At present, Linda builds abstract wax paintings on cradleboards using both encaustic (beeswax, resin and various pigments) and cold wax medium/oil paint techniques. Images she creates on absorbent papers are often applied to the cradleboard substrate and inform her paintings. Multiple layers of waxed-paint application and removal invite further texturing, marking and enhancement with tools, objects, heat, punctures, abrasions, powdered pigments, scoring, oil washes, foils, sand, fire ash and quite rarely, a scavenged treasure.
A Cleveland, Ohio native, Linda has called Colorado “home” since 1978. She holds memberships with Colorado’s Foothills Art Center, Art Students League of Denver and the international Cold Wax Academy.
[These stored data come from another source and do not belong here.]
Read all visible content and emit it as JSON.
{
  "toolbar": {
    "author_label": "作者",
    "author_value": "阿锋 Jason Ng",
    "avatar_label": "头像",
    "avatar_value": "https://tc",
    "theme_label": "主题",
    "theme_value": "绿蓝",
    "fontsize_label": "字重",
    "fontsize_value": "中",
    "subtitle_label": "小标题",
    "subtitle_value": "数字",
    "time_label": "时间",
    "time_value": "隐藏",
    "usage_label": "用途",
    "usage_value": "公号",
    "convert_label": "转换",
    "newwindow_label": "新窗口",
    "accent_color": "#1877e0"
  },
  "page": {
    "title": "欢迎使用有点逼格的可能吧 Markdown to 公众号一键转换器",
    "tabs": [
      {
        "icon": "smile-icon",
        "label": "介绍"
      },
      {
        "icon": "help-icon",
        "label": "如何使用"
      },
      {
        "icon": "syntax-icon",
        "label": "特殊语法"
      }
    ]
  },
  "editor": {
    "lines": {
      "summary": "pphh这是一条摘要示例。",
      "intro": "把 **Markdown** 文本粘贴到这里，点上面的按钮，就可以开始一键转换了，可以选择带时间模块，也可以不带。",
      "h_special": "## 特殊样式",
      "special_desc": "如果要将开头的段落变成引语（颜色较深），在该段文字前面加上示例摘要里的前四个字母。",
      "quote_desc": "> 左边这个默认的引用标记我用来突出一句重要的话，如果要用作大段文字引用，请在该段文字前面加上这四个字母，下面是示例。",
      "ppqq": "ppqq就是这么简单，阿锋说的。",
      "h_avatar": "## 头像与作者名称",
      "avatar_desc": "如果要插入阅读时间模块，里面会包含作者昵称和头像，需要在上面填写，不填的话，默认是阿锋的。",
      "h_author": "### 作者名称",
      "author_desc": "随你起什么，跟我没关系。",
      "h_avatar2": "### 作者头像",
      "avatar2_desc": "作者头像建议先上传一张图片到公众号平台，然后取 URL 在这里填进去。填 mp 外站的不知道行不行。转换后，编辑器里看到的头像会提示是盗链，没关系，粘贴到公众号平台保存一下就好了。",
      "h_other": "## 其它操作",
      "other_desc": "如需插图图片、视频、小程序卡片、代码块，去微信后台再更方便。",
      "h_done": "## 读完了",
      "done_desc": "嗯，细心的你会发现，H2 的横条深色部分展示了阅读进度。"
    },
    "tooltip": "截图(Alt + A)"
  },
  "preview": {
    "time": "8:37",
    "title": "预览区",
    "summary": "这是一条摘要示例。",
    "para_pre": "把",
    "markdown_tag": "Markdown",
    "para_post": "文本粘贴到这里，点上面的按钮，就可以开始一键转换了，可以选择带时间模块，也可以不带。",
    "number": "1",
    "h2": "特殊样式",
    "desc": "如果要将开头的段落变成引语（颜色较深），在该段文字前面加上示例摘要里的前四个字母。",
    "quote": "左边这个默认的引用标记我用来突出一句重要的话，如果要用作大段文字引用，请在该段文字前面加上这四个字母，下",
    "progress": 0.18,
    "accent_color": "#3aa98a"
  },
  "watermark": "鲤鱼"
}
When not experimenting with wax and oils, Linda and her husband, Michael, enjoy roaming art venues with their discriminating French bulldog, Groot.
Artist’s Statement: I paint because I believe the acts of creating and sharing – an idea, a song, a garden, a design, a meal - allow us to hold space for both individual and planetary transformation healing….at once very personal, yet accessible to all.
Drawn to the sensory, experiential nature of working with wax and paint and tools…I study and play with the elements of abstraction, texture, color and diverse shape, as the use of wax affords me an expressive platform that is joyfully reminiscent of rule-free finger painting, Playdough and “coloring outside the lines” combined! The fused energies of pigmented wax and abstraction engage me in a compelling process of discovery that is both grounding and uplifting. What emerges and connects the panel to the artist or the viewer is often delightfully unexpected. Occasionally…even a bit of whimsy(!) will manifest… What’s not to love??!!